Leaders from Southeast Asia, Australia, New Zealand, India, Japan, China and South Korea met Monday to sign an agreement to help reduce their dependence on conventional fuels and seek new energy sources.

The East Asia conclave comes two days after the ten-member Association of Southeast Asian Nations completed its annual summit in the central Philippine city of Cebu, vowing to strengthen political solidarity, fight terrorism and create a free trade zone by 2015.

The ASEAN leaders and their counterparts from six Asian economic powerhouses were set to sign a declaration on East Asian energy security and discuss investments in regional infrastructure, according to a final version of a draft agreement.

"The fact that the leaders of 16 great nations are here is a testament to the desire of leaders and their people for greater collaboration between the nations," Philippine President Gloria Macapagal Arroyo said in her opening statement.

They also were expected to urge North Korea to return to international talks aimed at getting it to abandon its nuclear ambitions.

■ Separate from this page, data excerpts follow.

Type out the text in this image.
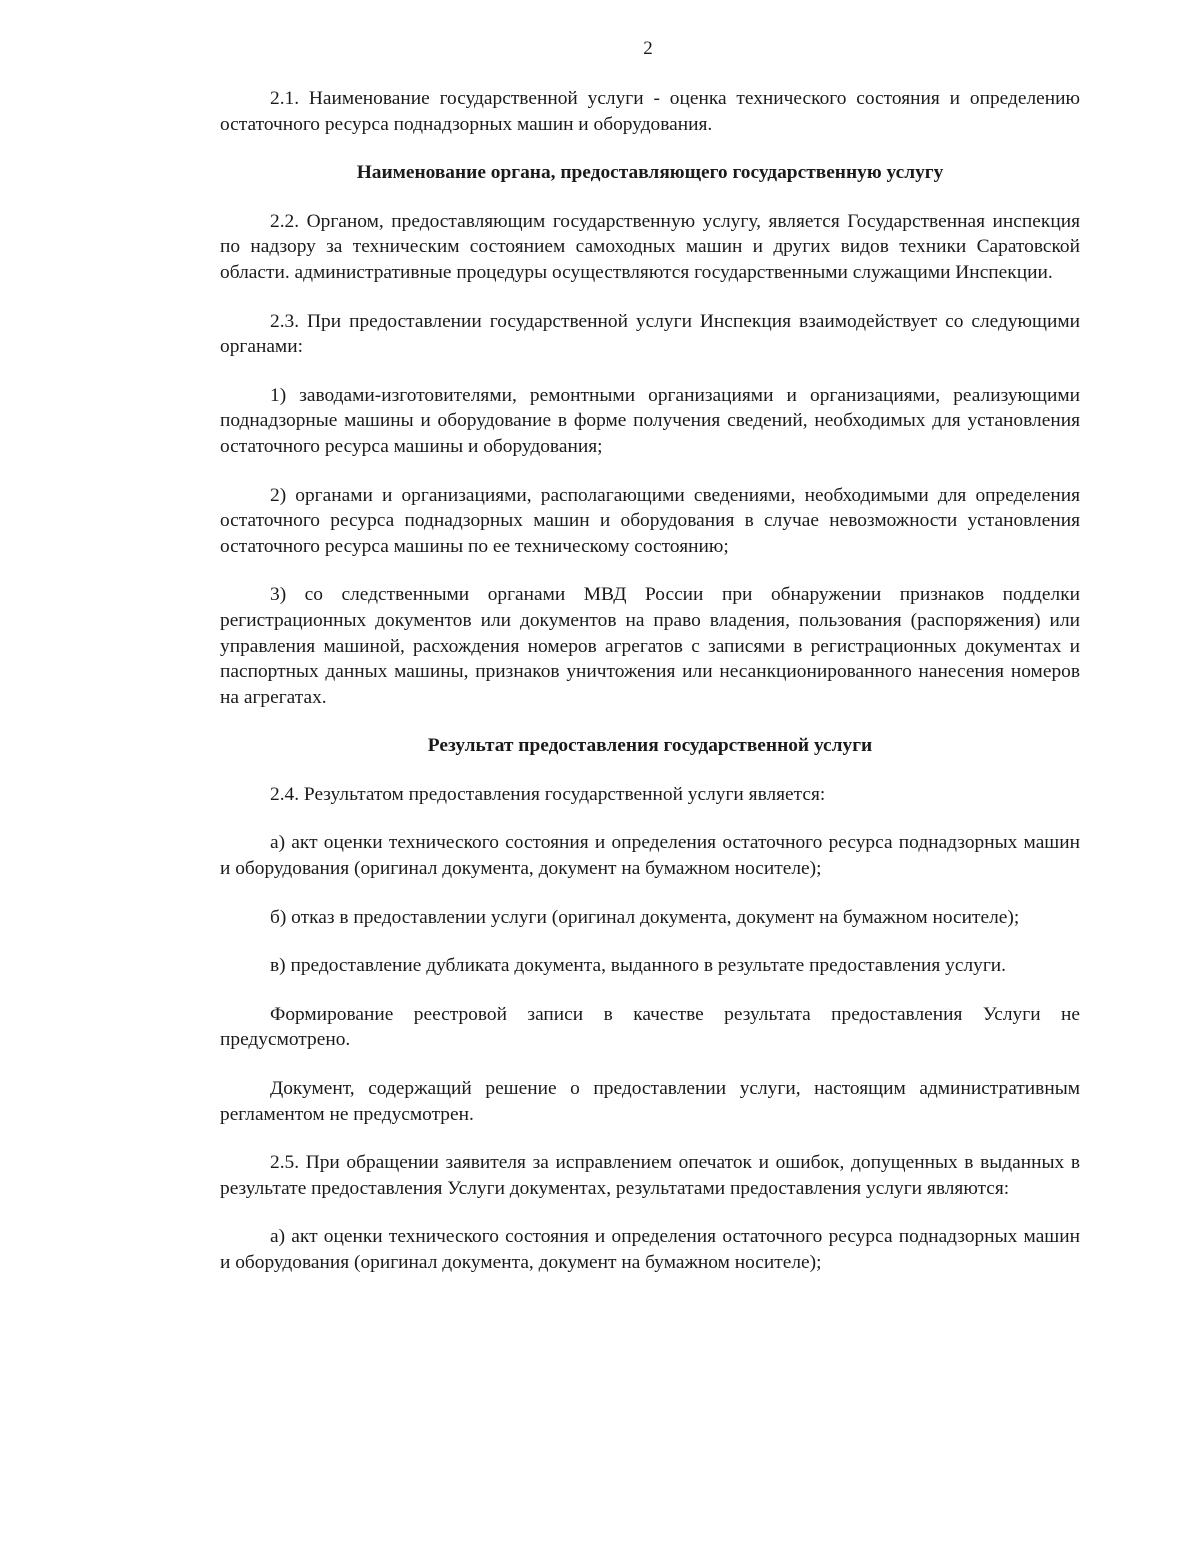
2

2.1. Наименование государственной услуги - оценка технического состояния и определению остаточного ресурса поднадзорных машин и оборудования.

Наименование органа, предоставляющего государственную услугу

2.2. Органом, предоставляющим государственную услугу, является Государственная инспекция по надзору за техническим состоянием самоходных машин и других видов техники Саратовской области. административные процедуры осуществляются государственными служащими Инспекции.

2.3. При предоставлении государственной услуги Инспекция взаимодействует со следующими органами:

1) заводами-изготовителями, ремонтными организациями и организациями, реализующими поднадзорные машины и оборудование в форме получения сведений, необходимых для установления остаточного ресурса машины и оборудования;

2) органами и организациями, располагающими сведениями, необходимыми для определения остаточного ресурса поднадзорных машин и оборудования в случае невозможности установления остаточного ресурса машины по ее техническому состоянию;

3) со следственными органами МВД России при обнаружении признаков подделки регистрационных документов или документов на право владения, пользования (распоряжения) или управления машиной, расхождения номеров агрегатов с записями в регистрационных документах и паспортных данных машины, признаков уничтожения или несанкционированного нанесения номеров на агрегатах.

Результат предоставления государственной услуги

2.4. Результатом предоставления государственной услуги является:

а) акт оценки технического состояния и определения остаточного ресурса поднадзорных машин и оборудования (оригинал документа, документ на бумажном носителе);

б) отказ в предоставлении услуги (оригинал документа, документ на бумажном носителе);

в) предоставление дубликата документа, выданного в результате предоставления услуги.

Формирование реестровой записи в качестве результата предоставления Услуги не предусмотрено.

Документ, содержащий решение о предоставлении услуги, настоящим административным регламентом не предусмотрен.

2.5. При обращении заявителя за исправлением опечаток и ошибок, допущенных в выданных в результате предоставления Услуги документах, результатами предоставления услуги являются:

а) акт оценки технического состояния и определения остаточного ресурса поднадзорных машин и оборудования (оригинал документа, документ на бумажном носителе);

The most recent round of talks on the issue broke down without progress last month in Beijing.

On Sunday, South Korea's President Roh Moo Hyun, Chinese Premier Wen Jiabao and Japanese Prime Minister Shinzo Abe expressed concern over North Korea's nuclear test, and restated the need to fully carry out U.N. sanctions against Pyongyang.

Other issues on the agenda are steps to eradicate poverty, improve education and cooperate in dealing with natural disasters. The leaders are expected to call for the successful conclusion of the Doha round of the World Trade Organization talks.

"The most important topic will be about the energy security because we have a draft resolution for the leaders to consider," said ASEAN Secretary-General Ong Keng Yong. He said Japan has suggested a proposal for a comprehensive economic partnership in East Asia.

The Cebu Declaration on East Asian Energy Security calls for moves to improve energy efficiency and reduce dependence on fossil fuels, while urging countries to expand renewable energy systems and biofuel production and "for interested parties, civilian nuclear power," according to the draft of the declaration.

It also calls for mitigating greenhouse gas emission and ensuring a stable supply of energy "through investments in regional infrastructure such as the ASEAN power grid and the trans-ASEAN gas pipeline."

The leaders also will agree to explore strategic fuel stockpiling to reduce their dependence on oil imports, according to the draft.

The East Asia summit was first held in Kuala Lumpur in December 2005 as India, Australia and New Zealand sought more active roles in regional issues. "This year it's more focused on substance," Ong said, adding that the first meeting was more of a "housewarming party, everybody came and got to know each other."

ASEAN's members are the Philippines, Thailand, Myanmar, Indonesia, Malaysia, Singapore, Brunei, Cambodia, Laos and Vietnam.